Sokaklar artık bir hesaplaşma alanları olmaya başladı dokunulmazlığı ve mahremiyeti bizzat devletin görevi olan konut ve iş yerleri basılmaya insanlar bellerindeki tabancaları bir tırnak çakısı taşıma rahatlığı ile taşımaya başladılar. Sentetik uyuşturucular neredeyse sokaklara ve köşe başlarına kurulan tezgahlarda satılır hale geldi.
Uyuşturucu kullanma ve bağımlılık yaşı maalesef 10'lu yaşlara kadar düştü. Ev sahibi ve kiracı kavgalarında kan akmaya, can alınıp can verilmeye başlandı. Yollarda trafikte yaşanan kavgalarda ölümler yaşanmaya başlandı.
Artık sokak ortalarında otomatik tüfekler ile gruplar halinde çatışma haberleri olağan haber haline geldi. Şehirler adeta mülteci istilası altına girmiş hiçbir kaydı olmayan milyonlar ortalıkta birer hayalet gibi dolaşmaktadır.
Sokak ortasında şiddete uğrayan ve cinayete kurban giden kadınlarımızın sayısı milyona doğru gidiyor. Millet olarak çok ciddi bir cinnet halindeyiz birde buna sokaklarda ortaya çıkan güvenlik zaafiyetinden kaynaklı rahatlık eklenince akşamları evlerimize sağ salim gittiğimiz için şükreder hale geldik.
Üstelik bu durum uzun yıllar güvenlikçi politikaların uygulayıcısı ve efsane bakan diye birilerinin adlandırdığı Süleyman Soylu'nun İç İşleri Bakanlığı döneminde yaşanarak bu günlere geldik.

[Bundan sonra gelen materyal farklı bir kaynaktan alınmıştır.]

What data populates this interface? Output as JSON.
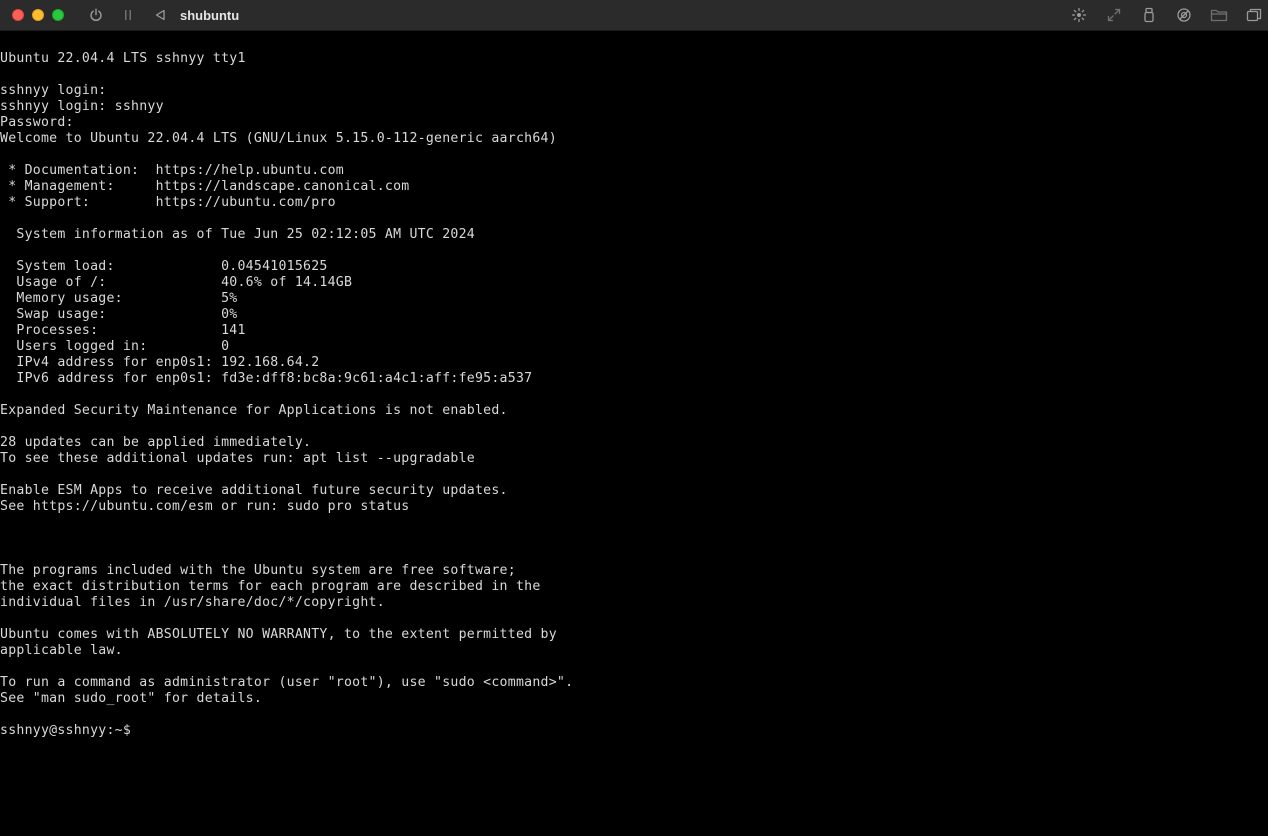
{
  "window": {
    "title": "shubuntu",
    "controls_left": [
      "power-icon",
      "pause-icon",
      "back-icon"
    ],
    "controls_right": [
      "brightness-icon",
      "fullscreen-icon",
      "usb-icon",
      "share-icon",
      "folder-icon",
      "windows-icon"
    ]
  },
  "terminal": {
    "lines": [
      "Ubuntu 22.04.4 LTS sshnyy tty1",
      "",
      "sshnyy login:",
      "sshnyy login: sshnyy",
      "Password:",
      "Welcome to Ubuntu 22.04.4 LTS (GNU/Linux 5.15.0-112-generic aarch64)",
      "",
      " * Documentation:  https://help.ubuntu.com",
      " * Management:     https://landscape.canonical.com",
      " * Support:        https://ubuntu.com/pro",
      "",
      "  System information as of Tue Jun 25 02:12:05 AM UTC 2024",
      "",
      "  System load:             0.04541015625",
      "  Usage of /:              40.6% of 14.14GB",
      "  Memory usage:            5%",
      "  Swap usage:              0%",
      "  Processes:               141",
      "  Users logged in:         0",
      "  IPv4 address for enp0s1: 192.168.64.2",
      "  IPv6 address for enp0s1: fd3e:dff8:bc8a:9c61:a4c1:aff:fe95:a537",
      "",
      "Expanded Security Maintenance for Applications is not enabled.",
      "",
      "28 updates can be applied immediately.",
      "To see these additional updates run: apt list --upgradable",
      "",
      "Enable ESM Apps to receive additional future security updates.",
      "See https://ubuntu.com/esm or run: sudo pro status",
      "",
      "",
      "",
      "The programs included with the Ubuntu system are free software;",
      "the exact distribution terms for each program are described in the",
      "individual files in /usr/share/doc/*/copyright.",
      "",
      "Ubuntu comes with ABSOLUTELY NO WARRANTY, to the extent permitted by",
      "applicable law.",
      "",
      "To run a command as administrator (user \"root\"), use \"sudo <command>\".",
      "See \"man sudo_root\" for details.",
      "",
      "sshnyy@sshnyy:~$"
    ]
  },
  "colors": {
    "terminal_bg": "#000000",
    "terminal_fg": "#d9d9d9",
    "titlebar_bg": "#2b2b2b"
  }
}
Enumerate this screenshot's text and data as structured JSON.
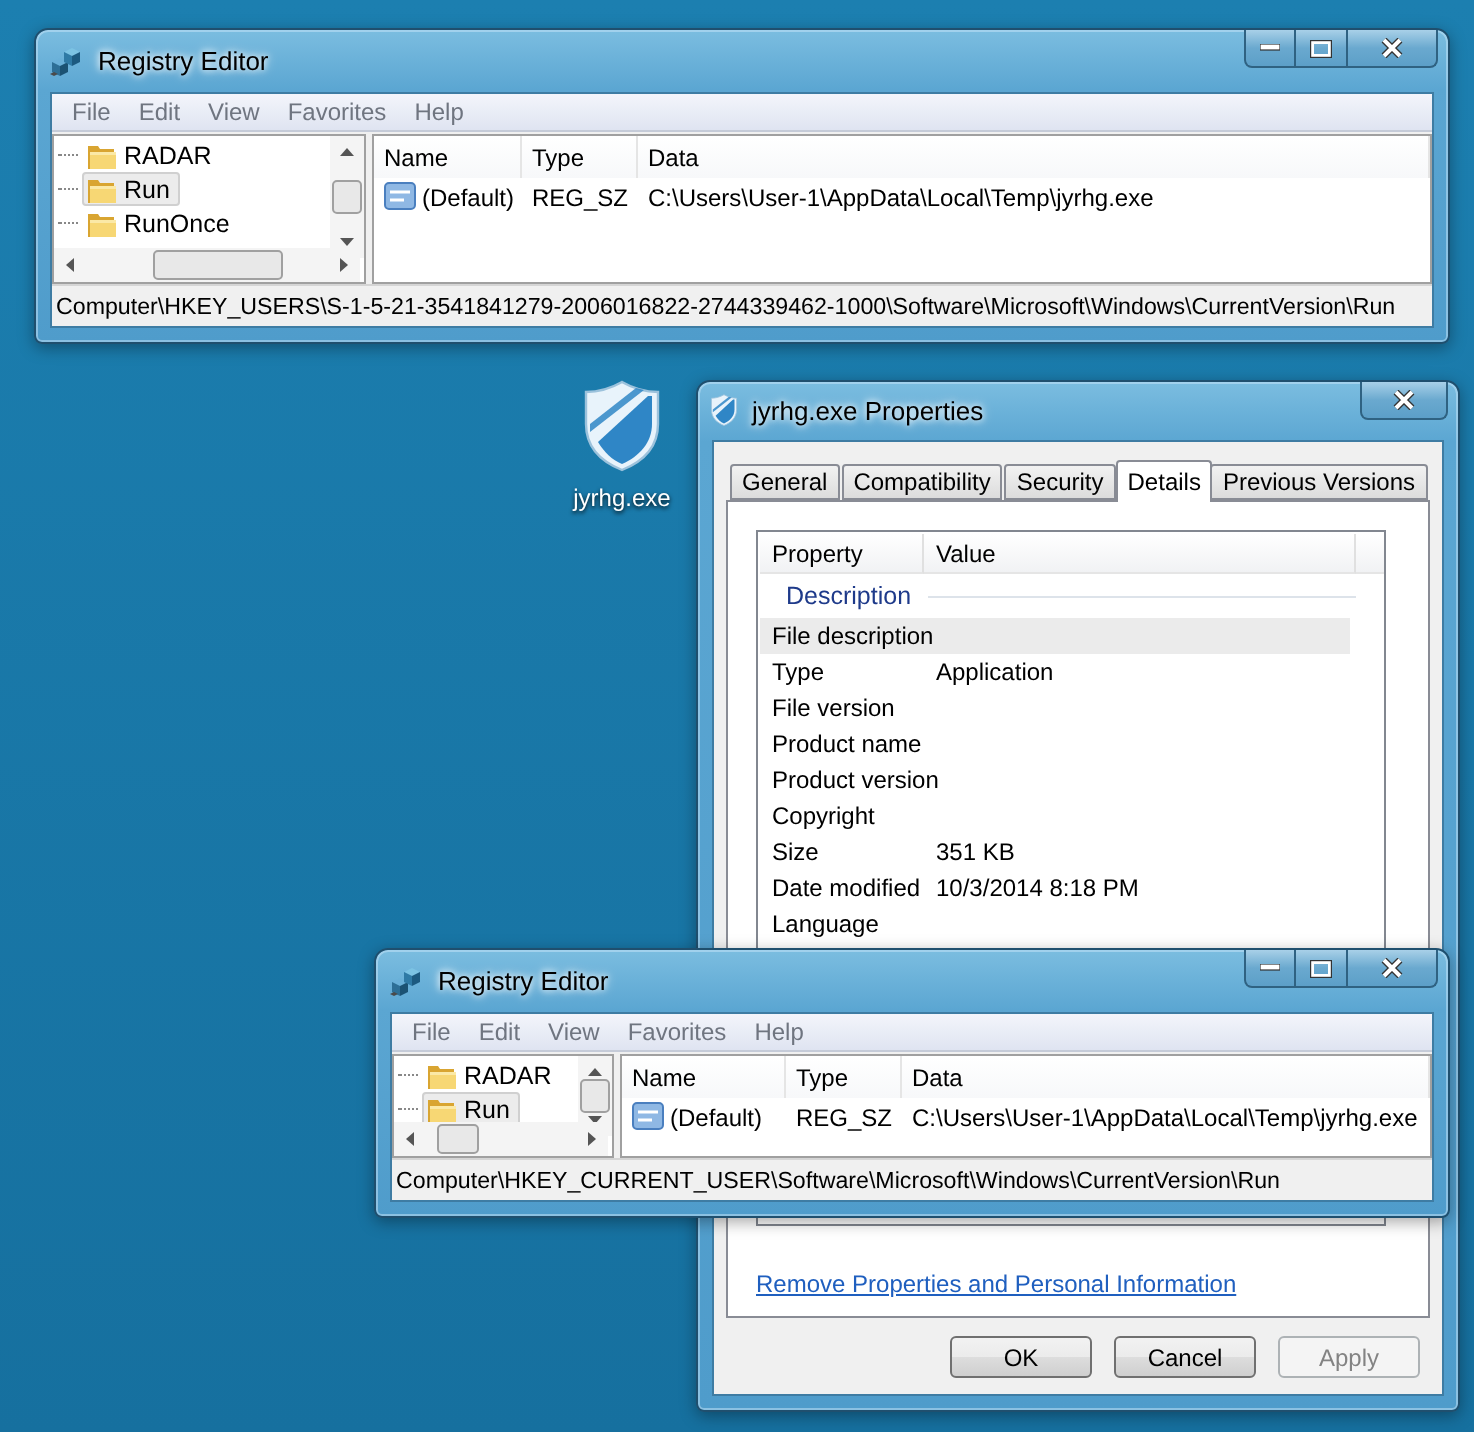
{
  "desktop": {
    "icons": [
      {
        "label": "jyrhg.exe"
      }
    ]
  },
  "windows": [
    {
      "kind": "registry_editor",
      "title": "Registry Editor",
      "menu": [
        "File",
        "Edit",
        "View",
        "Favorites",
        "Help"
      ],
      "tree": [
        {
          "label": "RADAR",
          "selected": false
        },
        {
          "label": "Run",
          "selected": true
        },
        {
          "label": "RunOnce",
          "selected": false
        }
      ],
      "columns": [
        "Name",
        "Type",
        "Data"
      ],
      "rows": [
        {
          "name": "(Default)",
          "type": "REG_SZ",
          "data": "C:\\Users\\User-1\\AppData\\Local\\Temp\\jyrhg.exe"
        }
      ],
      "status_bar": "Computer\\HKEY_USERS\\S-1-5-21-3541841279-2006016822-2744339462-1000\\Software\\Microsoft\\Windows\\CurrentVersion\\Run"
    },
    {
      "kind": "properties",
      "title": "jyrhg.exe Properties",
      "tabs": [
        {
          "label": "General",
          "selected": false
        },
        {
          "label": "Compatibility",
          "selected": false
        },
        {
          "label": "Security",
          "selected": false
        },
        {
          "label": "Details",
          "selected": true
        },
        {
          "label": "Previous Versions",
          "selected": false
        }
      ],
      "columns": [
        "Property",
        "Value"
      ],
      "section": "Description",
      "properties": [
        {
          "name": "File description",
          "selected": true
        },
        {
          "name": "Type",
          "value": "Application",
          "selected": false
        },
        {
          "name": "File version",
          "selected": false
        },
        {
          "name": "Product name",
          "selected": false
        },
        {
          "name": "Product version",
          "selected": false
        },
        {
          "name": "Copyright",
          "selected": false
        },
        {
          "name": "Size",
          "value": "351 KB",
          "selected": false
        },
        {
          "name": "Date modified",
          "value": "10/3/2014 8:18 PM",
          "selected": false
        },
        {
          "name": "Language",
          "selected": false
        }
      ],
      "link": "Remove Properties and Personal Information",
      "buttons": [
        {
          "label": "OK",
          "disabled": false
        },
        {
          "label": "Cancel",
          "disabled": false
        },
        {
          "label": "Apply",
          "disabled": true
        }
      ]
    },
    {
      "kind": "registry_editor",
      "title": "Registry Editor",
      "menu": [
        "File",
        "Edit",
        "View",
        "Favorites",
        "Help"
      ],
      "tree": [
        {
          "label": "RADAR",
          "selected": false
        },
        {
          "label": "Run",
          "selected": true
        }
      ],
      "columns": [
        "Name",
        "Type",
        "Data"
      ],
      "rows": [
        {
          "name": "(Default)",
          "type": "REG_SZ",
          "data": "C:\\Users\\User-1\\AppData\\Local\\Temp\\jyrhg.exe"
        }
      ],
      "status_bar": "Computer\\HKEY_CURRENT_USER\\Software\\Microsoft\\Windows\\CurrentVersion\\Run"
    }
  ]
}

Durum giderek vahametini arttırmakta özellikle İstanbul'da bazı ilçeler gettolaşma yolunda hızla ilerlemektedir.
Bu gidişe biran evvel dur diyerek can, mal ve konut dokunulmazlığı hususlarında ciddi tedbirler alınmaz ise çok yakında sokaklarda miğfer üzerlerinde çelik yelekler ile çıkmak zorunda kalacaktır.